Taro Daniel

26 Giugno 2025

Giuseppe Canetti

Il tennis non è uno sport “popolare”. L’ennesima testimonianza arriva da Taro Daniel

Ci risiamo. In queste ore è arrivata l’ennesima conferma che la vita di un tennista non è poi così semplice e che il tennis ancora non può definirsi uno sport “popolare”.

Non bastasse l’essere soli in campo, e sempre sotto pressione. Esistono numerosi aspetti che gravano sulla carriera dei protagonisti del nostro amato sport. Le rinunce, la mancanza di casa, i sacrifici che col passare del tempo diventano sempre più insostenibili. A volte si dicealmeno guadagnano tanti soldi. Ebbene, questo non è certamente un discorso valido in ottica generale. Tutt’altro.

Taro Daniel
Foto Instagram Daniel

Da recenti stime, infatti, è emerso che solo una piccola minoranza di tennisti professionisti si arricchiscono giocando a tennis. Il “cut-off” si aggira tra i primi 150-200 giocatori al mondo. Gli altri vivono spesso una situazione economica turbolenta, e a volte le difficoltà riguardano anche chi rientra nella fascia sopracitata. Lo si evince dalle dichiarazioni rilasciate dal giapponese Taro Daniel ai microfoni del Financial Times.

Taro Daniel e le difficoltà economiche dei tennisti di “seconda fascia”

“Si tratta di cifre assolutamente irrealistiche, perché intanto i soldi vengono guadagnati all’estero, quindi il premio è tassato alla fonte. Il tennista è una piccola azienda, ma con tutti i dipendenti che viaggiano continuamente”, esordisce Il 32enne newyorkese naturalizzato nipponico. Un coach può costare 50.000 dollari all’anno, più il 10% dei montepremi.

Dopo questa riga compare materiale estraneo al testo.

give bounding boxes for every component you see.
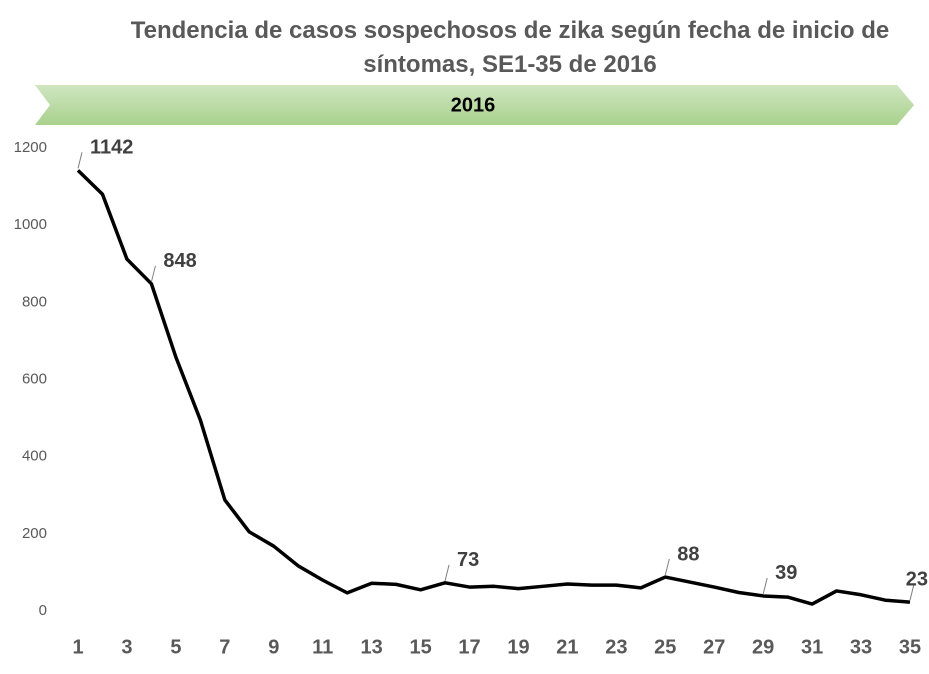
value-label: 39: [775, 562, 797, 584]
y-tick-label: 200: [22, 525, 47, 542]
x-tick-label: 19: [507, 636, 529, 658]
label-leader: [77, 152, 83, 169]
x-tick-label: 35: [899, 636, 921, 658]
label-leader: [762, 577, 768, 595]
x-tick-label: 33: [850, 636, 872, 658]
label-leader: [664, 558, 670, 576]
label-leader: [909, 584, 915, 601]
value-label: 73: [457, 549, 479, 571]
x-tick-label: 23: [605, 636, 627, 658]
line-series: [76, 169, 911, 606]
banner-label: 2016: [451, 94, 496, 116]
label-leader: [150, 265, 156, 282]
y-tick-label: 0: [39, 602, 47, 619]
x-tick-label: 9: [268, 636, 279, 658]
x-tick-label: 13: [361, 636, 383, 658]
x-tick-label: 5: [170, 636, 181, 658]
x-tick-label: 3: [121, 636, 132, 658]
x-tick-label: 15: [409, 636, 431, 658]
x-tick-label: 1: [72, 636, 83, 658]
label-leader: [444, 564, 450, 581]
x-tick-label: 25: [654, 636, 676, 658]
value-label: 1142: [90, 137, 133, 159]
value-label: 848: [163, 250, 196, 272]
x-tick-label: 17: [458, 636, 480, 658]
x-tick-label: 11: [312, 636, 333, 658]
y-tick-label: 600: [22, 370, 47, 387]
value-label: 23: [906, 568, 928, 590]
x-tick-label: 21: [556, 636, 578, 658]
y-tick-label: 1000: [14, 216, 47, 233]
x-tick-label: 27: [703, 636, 725, 658]
banner-shine: [35, 85, 914, 125]
y-tick-label: 800: [22, 293, 47, 310]
x-tick-label: 29: [752, 636, 774, 658]
x-tick-label: 31: [801, 636, 823, 658]
x-tick-label: 7: [219, 636, 230, 658]
value-label: 88: [677, 543, 699, 565]
y-tick-label: 1200: [14, 139, 47, 156]
y-tick-label: 400: [22, 448, 47, 465]
chart-title: Tendencia de casos sospechosos de zika s…: [130, 17, 890, 78]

Per questo la spesa si aggira intorno ai 100.000 dollari annui, e non certo per un coach esperto”, aggiunge.

Come noto la maggior parte degli eventi assicura ai tennisti almeno l’alloggio (spesso anche il vitto), ma non garantisce gli stessi confort allo staff che è a loro seguito. Solamente di spese operative un giocatore normale spende circa 20mila dollari al mese, tra cibo, hotel e spostamenti. Quando ero giovane rinunciavo all’avocado, perché costava qualche dollaro di troppo”, sottolinea Daniel.

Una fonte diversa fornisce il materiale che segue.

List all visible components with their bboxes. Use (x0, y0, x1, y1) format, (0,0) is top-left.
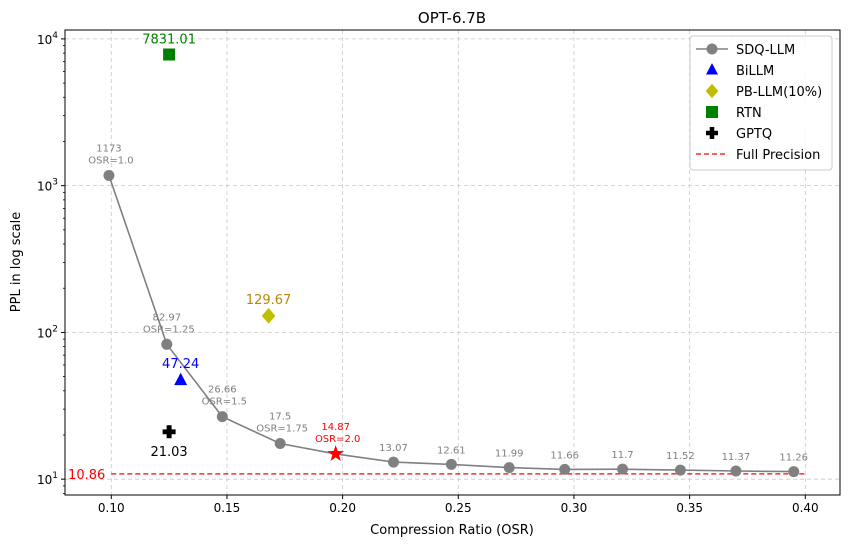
point-value-label: 11.66 (550, 450, 579, 461)
point-value-label: 1173 (96, 143, 121, 154)
legend-label: SDQ-LLM (736, 43, 795, 58)
legend: SDQ-LLM BiLLM PB-LLM(10%) RTN GPTQ Full Preci… (689, 35, 833, 171)
point-value-label: 13.07 (379, 443, 408, 454)
point-osr-label: OSR=1.5 (202, 397, 247, 408)
point-osr-label: OSR=1.0 (88, 155, 133, 166)
legend-marker (706, 43, 718, 55)
point-value-label: 129.67 (246, 293, 292, 308)
sdq-llm-point (788, 466, 800, 478)
y-tick-label: 102 (37, 324, 58, 340)
point-osr-label: OSR=2.0 (315, 434, 360, 445)
point-value-label: 17.5 (269, 411, 291, 422)
point-value-label: 11.26 (779, 453, 808, 464)
sdq-llm-point (161, 338, 173, 350)
legend-box (689, 35, 833, 171)
legend-label: GPTQ (736, 127, 772, 142)
point-value-label: 11.37 (722, 452, 751, 463)
point-value-label: 11.7 (611, 450, 633, 461)
sdq-llm-point (274, 437, 286, 449)
gptq-point (162, 425, 176, 439)
point-value-label: 11.99 (495, 449, 524, 460)
rtn-point (163, 48, 176, 61)
y-tick-label: 103 (37, 178, 58, 194)
legend-marker (706, 63, 718, 75)
point-value-label: 26.66 (208, 385, 237, 396)
legend-marker (706, 106, 718, 118)
sdq-llm-point (503, 462, 515, 474)
point-value-label: 11.52 (666, 451, 695, 462)
point-value-label: 47.24 (162, 357, 199, 372)
x-axis: 0.10 0.15 0.20 0.25 0.30 0.35 0.40 (98, 495, 819, 515)
series-layer (103, 48, 800, 478)
point-value-label: 21.03 (150, 445, 187, 460)
sdq-llm-point (388, 456, 400, 468)
sdq-llm-highlight-point (327, 445, 344, 461)
legend-label: Full Precision (736, 148, 820, 163)
point-value-label: 14.87 (321, 422, 350, 433)
point-value-label: 82.97 (152, 312, 181, 323)
sdq-llm-point (559, 463, 571, 475)
point-osr-label: OSR=1.25 (143, 324, 195, 335)
x-tick-label: 0.10 (98, 501, 125, 515)
sdq-llm-point (617, 463, 629, 475)
sdq-llm-point (445, 458, 457, 470)
sdq-llm-point (730, 465, 742, 477)
billm-point (174, 372, 188, 386)
point-value-label: 7831.01 (142, 32, 196, 47)
x-axis-label: Compression Ratio (OSR) (370, 523, 534, 538)
chart-title: OPT-6.7B (418, 9, 486, 27)
y-axis-label: PPL in log scale (9, 212, 24, 312)
pb-llm-10-point (261, 308, 276, 324)
y-axis: 101 102 103 104 (37, 31, 65, 494)
x-tick-label: 0.20 (329, 501, 356, 515)
sdq-llm-point (103, 169, 115, 181)
x-tick-label: 0.40 (792, 501, 819, 515)
legend-label: BiLLM (736, 64, 774, 79)
legend-marker (706, 127, 718, 139)
sdq-llm-point (216, 411, 228, 423)
legend-label: PB-LLM(10%) (736, 85, 822, 100)
x-tick-label: 0.25 (445, 501, 472, 515)
point-osr-label: OSR=1.75 (256, 423, 308, 434)
x-tick-label: 0.30 (561, 501, 588, 515)
legend-marker (705, 83, 719, 99)
reference-layer: 10.86 (68, 468, 806, 483)
point-value-label: 12.61 (437, 445, 466, 456)
x-tick-label: 0.35 (676, 501, 703, 515)
y-tick-label: 101 (37, 471, 58, 487)
x-tick-label: 0.15 (214, 501, 241, 515)
full-precision-value-label: 10.86 (68, 468, 105, 483)
legend-label: RTN (736, 106, 762, 121)
y-tick-label: 104 (37, 31, 58, 47)
sdq-llm-point (674, 464, 686, 476)
sdq-llm-line (108, 175, 794, 473)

Un altro problema è quello relativo a voli e trasferimenti, che sono tutti a carico del tennista. E non è possibile nemmeno risparmiare prenotando con largo anticipo, dal momento che la programmazione dipende esclusivamente dai risultati. “Un volo last minute da Indian Wells a Miami costa almeno 500 dollari, e la maggior parte dei giocatori porta con sé due persone più un bagaglio extra per racchette e attrezzatura. Insomma, un viaggio di sola andata e completamente “interno” agli Stati Uniti può arrivare a costare fino a 2.000 dollari, rivela l’attuale numero 157 al mondo (ex 58 Atp).

In tale contesto travagliato, c’è inoltre da fare i conti con alcuni sponsor ‘poco informati’ che tengono presente solo di quanto accade nel circuito Atp. “Con queste vittorie gli sponsor capiscono che sono un vero professionista, perché se dici che hai vinto 20 Challenger è possibile che ti chiedano che cosa sia esattamente un Challenger, racconta Daniel.

Il nipponico, poi, tira le somme affermando che la spesa annuale di un tennista è di circa 440mila dollari: 100.000 per coach e preparatore, 70.000 di bonus sui montepremi, 30.000 per lo staff e 240.000 tra spese varie e costi operativi. Cifre da incubo per la stragrande maggioranza dei giocatori, che suggeriscono la necessità di intervento da parte dei vertici del tennis mondiale.

La soluzione di Daniel

Che tipo di intervento? Secondo Daniel, una parziale soluzione ai problemi economici dei tennisti non di primissima fascia potrebbe essere la seguente:

I quattro tornei dello Slam attirano un giro di denaro mostruoso, incassando una cifra compresa tra i 350 e i 500 milioni di dollari all’anno. Penso che la soluzione più giusta sia quella di dividere una parte di quella torta, dando 100mila dollari a testa a tutti i primi 300 o 400 tennisti del ranking mondiale. Questo compenso verrebbe fornito dalle varie associazioni, dagli Slam, da WTA e da ATP, si tratterebbe di circa 8 milioni da ognuna delle organizzazioni, mi sembra un’operazione di buon senso e assolutamente praticabile”.